The power station ran in its original form for around 60 years, but some improvements have been made since 2016. Compensation flow from Lussa Loch maintains the habitat on Glenlussa Water, and in 2016 Gilkes, a subsidiary of Gilbert Gilkes & Gordon of Kendal in Cumbria, supplied a Turgo turbine, a generator and a control system which were installed at the dam. The turbine includes manual spear valves, which were adjusted during the commissioning phase so that the regulated compensation flow is supplied to the river at all levels of the reservoir. A deflector system ensures that the turbine is protected from damage if the load is removed, and the water continues to flow into the river.

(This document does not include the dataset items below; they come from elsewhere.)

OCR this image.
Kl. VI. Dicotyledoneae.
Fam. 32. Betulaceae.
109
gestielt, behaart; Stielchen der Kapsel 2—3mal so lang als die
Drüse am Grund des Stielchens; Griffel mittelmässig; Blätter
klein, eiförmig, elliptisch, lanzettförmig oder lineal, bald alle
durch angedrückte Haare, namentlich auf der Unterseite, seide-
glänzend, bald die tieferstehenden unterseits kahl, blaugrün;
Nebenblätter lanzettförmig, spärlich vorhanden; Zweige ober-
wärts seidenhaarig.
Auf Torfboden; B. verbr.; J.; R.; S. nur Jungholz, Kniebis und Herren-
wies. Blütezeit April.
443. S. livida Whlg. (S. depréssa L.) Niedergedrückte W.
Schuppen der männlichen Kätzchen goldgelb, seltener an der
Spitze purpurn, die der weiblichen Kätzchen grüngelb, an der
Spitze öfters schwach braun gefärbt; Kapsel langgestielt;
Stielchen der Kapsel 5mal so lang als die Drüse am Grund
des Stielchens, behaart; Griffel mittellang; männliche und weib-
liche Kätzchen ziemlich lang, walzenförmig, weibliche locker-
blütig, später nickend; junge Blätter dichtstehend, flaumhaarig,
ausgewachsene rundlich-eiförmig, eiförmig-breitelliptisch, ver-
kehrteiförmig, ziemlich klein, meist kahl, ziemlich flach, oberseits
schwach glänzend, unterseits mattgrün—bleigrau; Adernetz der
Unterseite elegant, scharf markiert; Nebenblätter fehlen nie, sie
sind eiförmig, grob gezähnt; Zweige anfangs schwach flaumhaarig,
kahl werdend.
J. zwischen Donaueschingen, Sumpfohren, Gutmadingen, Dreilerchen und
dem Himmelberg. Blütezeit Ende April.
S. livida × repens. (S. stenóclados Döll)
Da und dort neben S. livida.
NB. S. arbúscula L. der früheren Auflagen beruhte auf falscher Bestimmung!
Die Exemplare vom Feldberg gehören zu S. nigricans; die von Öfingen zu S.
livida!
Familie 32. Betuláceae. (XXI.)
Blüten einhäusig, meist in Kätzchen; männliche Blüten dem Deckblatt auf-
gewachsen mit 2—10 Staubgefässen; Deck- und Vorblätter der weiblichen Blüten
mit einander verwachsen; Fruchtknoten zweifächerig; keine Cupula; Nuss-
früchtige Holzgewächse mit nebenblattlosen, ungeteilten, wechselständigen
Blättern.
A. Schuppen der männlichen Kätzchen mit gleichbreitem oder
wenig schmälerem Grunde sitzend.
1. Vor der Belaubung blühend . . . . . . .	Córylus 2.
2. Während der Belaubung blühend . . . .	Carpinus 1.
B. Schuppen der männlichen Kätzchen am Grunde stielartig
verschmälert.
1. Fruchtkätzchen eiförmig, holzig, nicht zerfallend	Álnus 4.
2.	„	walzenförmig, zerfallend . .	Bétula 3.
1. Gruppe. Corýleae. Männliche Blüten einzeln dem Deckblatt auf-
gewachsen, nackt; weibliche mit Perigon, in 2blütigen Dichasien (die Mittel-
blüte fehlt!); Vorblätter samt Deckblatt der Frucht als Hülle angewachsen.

In 2021/22, the turbines were replaced, following a two-year consultation period. The Austrian company Andritz AG supplied two new Francis turbines rated at 1.1 MW each, together with two 11 kV synchronous generators. The inlet valves were also replaced, while a new control system and instrumentation were installed as part of the upgrade. The power station is connected to the National Grid by a substation at Campbeltown. For operational reasons, Scottish and Southern Electric (SSE) who own the scheme now class Lussa as part of their Sloy/Awe hydro power scheme.

==Hydrology==
The surface level of Lussa Loch is 430 ft above Ordnance datum (AOD), it covers 0.46 sqmi, and drains an area of 10.64 sqmi. Strathduie Water flows into it from the north, and that collects water from many tributaries, fanning out to the north, east and west. Below the dam, Glenlussa Water flows to the south east and then to the east. It flows over a weir and is crossed by the B842 road before it enters Ardnacross Bay, opposite the Isle of Arran.

==Ecology==
Although essentially artificial, Lussa Loch, together with three other lochs on the Kintyre peninsula, form the Kintyre Goose Lochs Site of Special Scientific Interest (SSSI). They provide habitat for a large population of roosting Greenland white-fronted geese. With Tangy Loch SSSI, the five lochs are also listed as a wetland of international importance under the Ramsar Convention and a Special Protection Area. During the winter months, roosting geese numbers reach over 2,300, representing around eight per cent of the world population.